Parte de su historia ya se conoce, por la extensa difusión mediática que ha tenido su caso: aceptó una invitación a comer con sus padres cuando un vehículo los interceptó, fue tomada por la fuerza y sometida con esposas para ser llevada hacia el Oriente, en un viaje incómodo que duró 5 horas. «Durante el trayecto perdí mis lentes, intenté zafarme de todas las formas posibles y ellos me apretaron las esposas. Los brazos me quedaron llenos de moretones». Zulema acaricia sus muñecas en el lugar donde las huellas del forcejeo permanecieron por varios días.
La clínica -afirma- no era tal, sino una casa de tres pisos en medio de la nada, llena de órdenes, insultos y rezos. «Se rezaba todo el día. Al levantarnos hacíamos algo llamado 'despertar espiritual'; luego de comer, oración para agradecer los alimentos; en la tarde, prédicas y más oraciones». Orar se hacía incluso en medio de las tareas diarias: limpiar los baños, trapear, lavar ropa y cumplir castigos haciendo abdominales u otros ejercicios.

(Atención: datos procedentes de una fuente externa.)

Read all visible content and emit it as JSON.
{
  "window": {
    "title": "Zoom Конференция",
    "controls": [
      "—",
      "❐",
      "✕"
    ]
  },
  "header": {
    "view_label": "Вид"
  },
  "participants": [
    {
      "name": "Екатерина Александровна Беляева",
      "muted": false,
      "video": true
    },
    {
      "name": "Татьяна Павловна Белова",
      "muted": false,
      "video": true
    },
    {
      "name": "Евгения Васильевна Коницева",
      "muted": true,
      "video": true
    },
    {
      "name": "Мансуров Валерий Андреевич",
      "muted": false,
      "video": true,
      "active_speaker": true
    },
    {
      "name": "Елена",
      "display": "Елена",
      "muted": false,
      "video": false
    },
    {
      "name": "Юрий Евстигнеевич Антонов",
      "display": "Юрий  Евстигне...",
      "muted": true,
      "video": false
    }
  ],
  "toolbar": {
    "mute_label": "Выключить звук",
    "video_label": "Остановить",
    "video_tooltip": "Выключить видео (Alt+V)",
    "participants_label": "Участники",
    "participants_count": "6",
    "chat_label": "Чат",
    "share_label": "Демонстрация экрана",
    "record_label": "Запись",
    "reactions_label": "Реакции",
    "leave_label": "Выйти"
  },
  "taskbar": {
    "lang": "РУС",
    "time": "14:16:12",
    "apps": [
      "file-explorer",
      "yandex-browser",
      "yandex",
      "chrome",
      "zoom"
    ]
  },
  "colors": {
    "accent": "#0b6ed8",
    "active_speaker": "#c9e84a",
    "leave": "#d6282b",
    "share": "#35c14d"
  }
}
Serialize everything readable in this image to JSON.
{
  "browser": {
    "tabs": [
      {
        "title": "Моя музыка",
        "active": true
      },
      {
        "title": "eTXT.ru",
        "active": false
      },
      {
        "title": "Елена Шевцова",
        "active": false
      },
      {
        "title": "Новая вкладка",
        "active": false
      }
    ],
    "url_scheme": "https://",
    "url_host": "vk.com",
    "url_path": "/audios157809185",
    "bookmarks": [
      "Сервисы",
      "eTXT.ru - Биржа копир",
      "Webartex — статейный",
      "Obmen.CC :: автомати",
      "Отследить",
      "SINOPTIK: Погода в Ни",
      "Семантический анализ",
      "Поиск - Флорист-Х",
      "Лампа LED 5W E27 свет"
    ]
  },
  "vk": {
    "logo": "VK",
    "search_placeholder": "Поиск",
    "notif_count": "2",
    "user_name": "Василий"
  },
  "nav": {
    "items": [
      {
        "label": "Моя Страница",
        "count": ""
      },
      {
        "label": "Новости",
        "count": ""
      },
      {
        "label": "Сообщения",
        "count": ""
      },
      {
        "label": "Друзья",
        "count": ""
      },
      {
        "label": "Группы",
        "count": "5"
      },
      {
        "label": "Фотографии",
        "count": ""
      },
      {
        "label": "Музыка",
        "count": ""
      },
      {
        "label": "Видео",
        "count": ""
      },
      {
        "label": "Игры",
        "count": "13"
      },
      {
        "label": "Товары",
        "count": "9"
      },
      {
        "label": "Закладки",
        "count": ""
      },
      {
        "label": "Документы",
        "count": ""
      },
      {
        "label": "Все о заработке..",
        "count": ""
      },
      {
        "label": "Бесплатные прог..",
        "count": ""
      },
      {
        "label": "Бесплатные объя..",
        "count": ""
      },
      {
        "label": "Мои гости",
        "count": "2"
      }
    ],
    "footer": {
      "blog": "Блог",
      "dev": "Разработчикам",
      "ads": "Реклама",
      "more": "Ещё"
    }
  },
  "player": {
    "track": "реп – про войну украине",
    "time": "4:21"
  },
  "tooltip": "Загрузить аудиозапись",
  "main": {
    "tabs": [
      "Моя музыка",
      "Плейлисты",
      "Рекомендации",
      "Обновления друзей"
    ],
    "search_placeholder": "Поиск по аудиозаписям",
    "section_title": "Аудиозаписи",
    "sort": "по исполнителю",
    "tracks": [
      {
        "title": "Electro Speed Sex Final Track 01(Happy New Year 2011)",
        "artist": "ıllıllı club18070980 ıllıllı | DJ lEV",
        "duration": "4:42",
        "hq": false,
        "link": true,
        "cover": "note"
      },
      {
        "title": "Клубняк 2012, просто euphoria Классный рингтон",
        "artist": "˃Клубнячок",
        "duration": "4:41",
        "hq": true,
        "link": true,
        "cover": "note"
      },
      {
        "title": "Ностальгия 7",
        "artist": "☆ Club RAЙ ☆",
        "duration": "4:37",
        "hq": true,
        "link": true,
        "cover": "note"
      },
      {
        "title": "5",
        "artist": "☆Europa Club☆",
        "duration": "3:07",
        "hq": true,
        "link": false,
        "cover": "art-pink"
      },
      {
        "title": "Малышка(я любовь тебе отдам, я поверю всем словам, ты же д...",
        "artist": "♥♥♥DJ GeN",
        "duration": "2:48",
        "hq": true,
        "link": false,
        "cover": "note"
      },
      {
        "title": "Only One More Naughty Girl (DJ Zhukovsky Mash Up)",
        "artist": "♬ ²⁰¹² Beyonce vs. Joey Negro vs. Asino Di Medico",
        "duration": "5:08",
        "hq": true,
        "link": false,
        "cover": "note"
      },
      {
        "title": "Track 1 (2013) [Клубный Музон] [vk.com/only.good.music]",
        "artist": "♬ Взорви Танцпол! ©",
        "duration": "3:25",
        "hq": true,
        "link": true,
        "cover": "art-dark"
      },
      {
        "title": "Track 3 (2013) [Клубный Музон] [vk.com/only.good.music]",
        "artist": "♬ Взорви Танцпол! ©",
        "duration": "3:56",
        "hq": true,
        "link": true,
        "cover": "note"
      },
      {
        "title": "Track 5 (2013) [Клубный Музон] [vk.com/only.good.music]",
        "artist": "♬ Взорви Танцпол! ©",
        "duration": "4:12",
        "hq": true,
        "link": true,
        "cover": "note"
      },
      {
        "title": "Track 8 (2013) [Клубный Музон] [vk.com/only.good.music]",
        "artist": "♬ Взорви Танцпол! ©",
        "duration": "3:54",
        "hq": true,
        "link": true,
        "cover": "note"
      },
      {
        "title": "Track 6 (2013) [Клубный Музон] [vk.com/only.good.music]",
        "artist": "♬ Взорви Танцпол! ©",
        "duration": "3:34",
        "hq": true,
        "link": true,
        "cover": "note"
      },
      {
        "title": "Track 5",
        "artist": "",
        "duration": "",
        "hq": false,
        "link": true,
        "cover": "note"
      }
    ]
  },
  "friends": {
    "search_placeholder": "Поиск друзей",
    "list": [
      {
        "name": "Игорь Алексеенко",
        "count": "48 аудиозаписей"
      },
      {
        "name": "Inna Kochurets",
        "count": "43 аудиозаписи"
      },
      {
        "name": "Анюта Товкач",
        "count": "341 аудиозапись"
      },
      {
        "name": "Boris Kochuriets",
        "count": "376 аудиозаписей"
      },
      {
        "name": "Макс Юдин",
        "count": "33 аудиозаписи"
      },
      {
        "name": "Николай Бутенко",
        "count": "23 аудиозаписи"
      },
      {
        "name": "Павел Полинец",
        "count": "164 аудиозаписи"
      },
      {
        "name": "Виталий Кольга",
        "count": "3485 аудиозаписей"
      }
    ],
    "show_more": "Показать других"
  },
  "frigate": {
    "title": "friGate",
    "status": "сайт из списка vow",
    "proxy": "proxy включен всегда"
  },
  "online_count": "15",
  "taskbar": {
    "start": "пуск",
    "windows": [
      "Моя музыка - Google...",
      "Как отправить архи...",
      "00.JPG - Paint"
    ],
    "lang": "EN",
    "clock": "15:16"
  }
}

Fue astuta, dice. Aunque a ella nunca la golpearon, pudo observar como a otras chicas sí las agredieron físicamente. «Yo grité y casi tumbo el carro durante todo el camino, pero ya al llegar me di cuenta de cómo eran las cosas y me hice la pendeja».
Pero una de sus compañeras no adoptó esa postura sumisa y fue sometida a los «pechazos», un tipo de castigo que recibía la interna que tenía mal comportamiento y en el que participaban nueve de las recluidas. Se trataba de un golpe a mano abierta, con toda la fuerza posible, en la zona pectoral. «La chica llegó brava, insultando. La metieron desnuda a bañarla con agua fría y le lavaron el cuerpo con detergente, la castigaron haciéndola lavar el retrete con su propia ropa», narra Zulema con desazón.
Aunque a ella nadie llegó a tocarla, su cuerpo y su ánimo sí sintieron los estragos del encierro. Durante dos semanas comió alimentos en mal estado, podridos o con gusanos. Tuvo escalofríos, fiebre, y extrañaba a «Titi». «Me decían que eso no era amor de verdad, que mi novia no me quería porque si fuera así habría ido a buscarme».
La rápida reacción de su novia y una intensa campaña en redes sociales hizo desistir al padre de Zulema de mantenerla en ese lugar, pero ella no sabía nada de esto, pues estaba aislada e incomunicada. Veintiún días después, las autoridades del centro la enviaron de regreso y sin explicaciones en un taxi particular, en un trayecto lleno de temores de ser llevada a otro centro más lejano o a algún lugar donde nunca nadie pudiera encontrarla.
Cinthya y Zulema se saludan con un breve beso en los labios. Intentan mantenerse sentadas una frente a la otra, pero no lo logran. Zulema se mueve y se acomoda a su lado, le agarra la mano, le besa la cara. «Hay una persona maravillosa para cada cual, y Zulema es eso para mí. Nos complementamos bien: ella es tranquila y yo soy una chispita», expresa sonriente «Titi», sin soltar el brazo de Zulema.
Aparte de su vida de pareja, hacen cosas que cualquier chica de su edad haría con su mejor amiga, como ver películas, lo que ahora hacen en la casa de los padres de Cinthya, quienes las han recibido con amor, hasta que todo se normalice y ellas puedan vivir con independencia y libertad para amarse sin riesgos, sin encierros ni castigos.